Pertama, Anda sulit menyebutkan apa yang menjadi harapan Anda ke depan karena agaknya Anda memiliki prinsip hidup: mengalir saja. “Pokoknya, dijalani dulu saja,” “Saya orangnya nerimo.” Jadi apapun yang terjadi di masa depan, Anda terima saja. Sederhana, nggak neko-neko. Kedua, mungkin Anda takut untuk berharap. Kenapa? Karena Anda takut sakit kalau harapan itu tidak terwujud. Takut nanti Anda sudah berharap banyak, eh ternyata harapan Anda kandas begitu saja. Jadi Anda memilih untuk tidak berharap apapun supaya Anda tidak perlu kecewa jika tidak terjadi.
Sampai di sini, pada alasan pertama maupun kedua, Anda sebenarnya tidak berharap lagi bukan karena tidak adanya harapan di depan, tetapi hanya karena Anda enggan untuk berharap, cukup jalani saja kehidupan ini. Tetapi, bagaimana dengan alasan ketiga?
Ketiga, karena kelihatannya memang sudah tidak ada lagi harapan. Kok bisa? Keadaan yang begitu berantakan, masalah makin rumit, daya dan upaya untuk memperbaiki keadaan sudah tidak ada lagi. Dalam kondisi seperti ini, Anda mungkin masih ingin berharap, tetapi tidak bisa. Sama seperti yang dihadapi bangsa Israel. Setelah pemerintahan Raja Salomo, Israel terpecah dua: Utara (Israel) dan Selatan (Yehuda). Mereka sudah terlanjur menjadi sasaran murka Allah akibat pelanggaran mereka sendiri. Mereka mengalami pembuangan ke negeri asing dan kota-kota mereka dihancurkan. Di titik inilah mereka merasa tidak ada harapan lagi. Tetapi, Tuhan kemudian mengutus nabi-nabi untuk menyampaikan janji pemulihan. Ternyata tidak untuk selamanya Allah murka. Jika mereka berbalik pada Tuhan, Tuhan akan mengangkat mereka kembali. Lalu berserulah mereka kembali pada Tuhan (Yes. 64:8-9, Mzm. 80:4). Mereka melihat, masih ada harapan di dalam Tuhan.
Bagaimana dengan kita? Apakah kita mampu menjalani hidup ini terus menerus tanpa memiliki pengharapan? Bukankah sebaliknya harapan yang kita letakkan di belakang tabir masa depan itulah yang menggerakan kaki kita untuk terus melangkah dalam kehidupan ini?

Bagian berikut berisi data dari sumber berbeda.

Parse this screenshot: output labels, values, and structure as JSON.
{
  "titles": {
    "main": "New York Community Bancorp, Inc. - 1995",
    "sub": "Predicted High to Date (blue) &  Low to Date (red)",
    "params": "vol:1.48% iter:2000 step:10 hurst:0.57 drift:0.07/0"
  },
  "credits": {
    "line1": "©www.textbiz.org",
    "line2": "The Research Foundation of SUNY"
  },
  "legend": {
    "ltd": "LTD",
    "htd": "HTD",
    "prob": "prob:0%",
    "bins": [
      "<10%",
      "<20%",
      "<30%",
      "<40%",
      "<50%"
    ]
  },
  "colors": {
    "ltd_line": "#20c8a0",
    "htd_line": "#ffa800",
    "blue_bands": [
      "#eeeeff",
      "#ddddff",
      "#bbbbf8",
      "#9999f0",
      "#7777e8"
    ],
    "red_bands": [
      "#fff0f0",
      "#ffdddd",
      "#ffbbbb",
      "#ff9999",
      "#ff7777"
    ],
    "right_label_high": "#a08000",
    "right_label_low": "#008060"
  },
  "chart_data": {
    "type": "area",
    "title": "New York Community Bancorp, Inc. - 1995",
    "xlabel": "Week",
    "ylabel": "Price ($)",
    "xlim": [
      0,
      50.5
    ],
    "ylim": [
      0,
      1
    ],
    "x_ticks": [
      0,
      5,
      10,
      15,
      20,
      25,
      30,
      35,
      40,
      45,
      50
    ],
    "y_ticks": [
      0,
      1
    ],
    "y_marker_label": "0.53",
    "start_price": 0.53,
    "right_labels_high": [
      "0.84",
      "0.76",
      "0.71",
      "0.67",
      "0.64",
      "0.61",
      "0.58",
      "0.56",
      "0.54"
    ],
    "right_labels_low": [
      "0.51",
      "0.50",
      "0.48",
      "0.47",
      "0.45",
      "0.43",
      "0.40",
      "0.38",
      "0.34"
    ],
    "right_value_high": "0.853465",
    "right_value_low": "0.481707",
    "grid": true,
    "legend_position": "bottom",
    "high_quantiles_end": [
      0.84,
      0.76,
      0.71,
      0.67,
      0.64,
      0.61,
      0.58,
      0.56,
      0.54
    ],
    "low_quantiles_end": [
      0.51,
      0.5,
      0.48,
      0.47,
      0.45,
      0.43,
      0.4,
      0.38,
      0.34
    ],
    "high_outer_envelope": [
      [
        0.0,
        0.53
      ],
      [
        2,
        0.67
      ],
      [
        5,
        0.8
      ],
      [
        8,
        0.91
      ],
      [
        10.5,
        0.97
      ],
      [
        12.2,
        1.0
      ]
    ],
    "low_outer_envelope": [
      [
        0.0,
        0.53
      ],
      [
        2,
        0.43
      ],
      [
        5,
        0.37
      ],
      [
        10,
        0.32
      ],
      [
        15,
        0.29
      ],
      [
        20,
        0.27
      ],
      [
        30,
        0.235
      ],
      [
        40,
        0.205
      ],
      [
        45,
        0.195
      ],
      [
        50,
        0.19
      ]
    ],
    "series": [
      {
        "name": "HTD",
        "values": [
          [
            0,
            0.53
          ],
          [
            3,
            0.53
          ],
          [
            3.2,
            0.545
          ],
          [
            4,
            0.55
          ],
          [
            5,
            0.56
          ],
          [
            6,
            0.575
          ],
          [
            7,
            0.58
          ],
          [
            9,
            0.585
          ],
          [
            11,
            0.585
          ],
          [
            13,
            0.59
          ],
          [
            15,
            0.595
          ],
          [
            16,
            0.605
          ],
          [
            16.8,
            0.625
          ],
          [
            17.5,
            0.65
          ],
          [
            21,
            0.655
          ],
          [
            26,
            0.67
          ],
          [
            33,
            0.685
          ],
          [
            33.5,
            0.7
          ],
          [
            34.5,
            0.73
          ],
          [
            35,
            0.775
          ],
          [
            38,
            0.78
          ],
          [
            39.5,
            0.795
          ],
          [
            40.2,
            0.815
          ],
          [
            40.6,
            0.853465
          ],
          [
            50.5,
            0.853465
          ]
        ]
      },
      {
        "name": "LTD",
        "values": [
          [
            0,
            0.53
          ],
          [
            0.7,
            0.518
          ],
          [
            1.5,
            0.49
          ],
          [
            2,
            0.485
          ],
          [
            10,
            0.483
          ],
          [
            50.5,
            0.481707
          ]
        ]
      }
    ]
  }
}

Bersama dengan Tuhan, kita dapat memiliki pengharapan akan masa depan yang lebih baik. Bahkan lebih dari itu, Tuhan akan menjaga kita, hingga saatnya nanti Ia akan membawa kita bersama-sama dengan dia dalam kekekalan. Adakah masa depan yang lebih baik dari itu? Teruslah berharap di dalam Tuhan! (XND)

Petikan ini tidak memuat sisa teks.